As more midwives take up the option of obtaining notation as Medicare-eligible, we are witnessing a series of changes in the career aspirations and practice choices that midwives make.
The ranks of the private branch of the midwifery profession have in the past year been swelled by a new group of midwives who have great hopes for a new career pathway. Many of these newly private midwives have come out of relatively senior positions in hospital employment, chosen a name for their new business, hung up a shingle (published a web page), and distributed pamphlets and business cards promoting their private midwifery care. There is new energy and enthusiasm as they spread the word that it’s a good idea for every woman to consider who will be attending her at the time when she labours and gives birth.
Judging by advertised courses and workshops, the new midwifery career pathway is a growth area for education providers and related services, including insurers.
The newly self-employed midwife has plans to apply for clinical privileges in local hospitals when that option becomes a reality. In the mean-time, some have negotiated casual employment in hospital maternity units, so that they can provide personal labour and birth care for the women who have employed them privately in the antenatal period, and for whom they will provide private services postnatally.
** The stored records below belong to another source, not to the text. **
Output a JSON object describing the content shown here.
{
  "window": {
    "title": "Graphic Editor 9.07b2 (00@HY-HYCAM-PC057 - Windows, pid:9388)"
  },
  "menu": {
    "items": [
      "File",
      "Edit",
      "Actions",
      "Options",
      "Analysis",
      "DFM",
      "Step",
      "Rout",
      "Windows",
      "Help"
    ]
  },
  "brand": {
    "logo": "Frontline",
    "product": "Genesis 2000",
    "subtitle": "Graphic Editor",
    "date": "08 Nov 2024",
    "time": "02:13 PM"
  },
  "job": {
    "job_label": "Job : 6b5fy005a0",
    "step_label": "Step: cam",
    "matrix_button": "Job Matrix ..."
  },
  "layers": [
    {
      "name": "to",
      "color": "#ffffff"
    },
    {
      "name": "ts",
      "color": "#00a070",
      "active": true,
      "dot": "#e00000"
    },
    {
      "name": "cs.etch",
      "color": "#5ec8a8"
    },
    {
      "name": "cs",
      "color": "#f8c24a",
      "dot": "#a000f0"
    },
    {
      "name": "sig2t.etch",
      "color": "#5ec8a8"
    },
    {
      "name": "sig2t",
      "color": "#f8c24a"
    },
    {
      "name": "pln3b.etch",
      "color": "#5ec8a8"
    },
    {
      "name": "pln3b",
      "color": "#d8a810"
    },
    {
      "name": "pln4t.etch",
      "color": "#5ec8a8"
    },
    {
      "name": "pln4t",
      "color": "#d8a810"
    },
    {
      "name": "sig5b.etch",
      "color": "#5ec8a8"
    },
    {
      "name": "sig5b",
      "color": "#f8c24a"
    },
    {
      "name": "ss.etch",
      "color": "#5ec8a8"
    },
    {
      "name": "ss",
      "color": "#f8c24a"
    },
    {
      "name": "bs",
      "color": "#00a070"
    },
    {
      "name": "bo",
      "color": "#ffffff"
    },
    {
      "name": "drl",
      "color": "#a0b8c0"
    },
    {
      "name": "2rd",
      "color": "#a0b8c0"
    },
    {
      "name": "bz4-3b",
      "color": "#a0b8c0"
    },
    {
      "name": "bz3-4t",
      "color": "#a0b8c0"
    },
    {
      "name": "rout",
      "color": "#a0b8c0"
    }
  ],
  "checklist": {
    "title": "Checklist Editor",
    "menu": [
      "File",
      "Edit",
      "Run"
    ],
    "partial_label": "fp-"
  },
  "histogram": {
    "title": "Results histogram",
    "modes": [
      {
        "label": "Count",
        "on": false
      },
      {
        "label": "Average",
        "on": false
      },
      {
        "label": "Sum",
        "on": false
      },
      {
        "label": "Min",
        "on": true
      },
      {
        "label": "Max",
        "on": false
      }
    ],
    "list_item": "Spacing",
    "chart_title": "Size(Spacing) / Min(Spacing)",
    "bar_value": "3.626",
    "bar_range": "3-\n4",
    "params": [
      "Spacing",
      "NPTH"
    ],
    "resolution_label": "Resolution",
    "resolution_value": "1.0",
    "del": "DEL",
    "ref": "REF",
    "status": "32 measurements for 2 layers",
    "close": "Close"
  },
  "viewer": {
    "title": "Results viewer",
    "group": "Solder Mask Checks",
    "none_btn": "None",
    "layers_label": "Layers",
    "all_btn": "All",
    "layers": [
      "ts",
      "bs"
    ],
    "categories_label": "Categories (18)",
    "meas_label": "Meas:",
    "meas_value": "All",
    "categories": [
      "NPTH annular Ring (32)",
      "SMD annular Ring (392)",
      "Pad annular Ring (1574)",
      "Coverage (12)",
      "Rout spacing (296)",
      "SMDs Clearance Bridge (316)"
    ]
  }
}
The new private midwife may not use the title ‘independent’ - a problematic adjective in the world of politically correctness. The newcomer to the ranks of private practice is, in the world of new midwifery, a ‘team player’, who, in theory at least, acts in every situation within collaborative arrangements with the ‘team-leader’, the obstetrician, of course—not the woman!
The old-style ‘independent’ midwife, who has learnt autonomy and independence in practice and in decision-making from experience as the responsible primary maternity care provider for an individual woman, knows the value of working quietly and without fuss, in harmony with natural physiological processes, and enabling ordinary women to access their extraordinary strength and health in giving birth and caring for their babies.
APMA has received information from midwives who are at different places on the private practice spectrum: from those who have ceased midwifery practice since the maternity reforms were introduced; those who are under investigation by the regulatory authority; those who have invested their life savings into establishing and maintaining practices, rooms, and services; and those who work as solo midwife for births in homes that are scattered over vast distances.
There is a big question mark over the future for private midwifery homebirth attendance, with the exemption from professional indemnity insurance for homebirth being limited to June 2013.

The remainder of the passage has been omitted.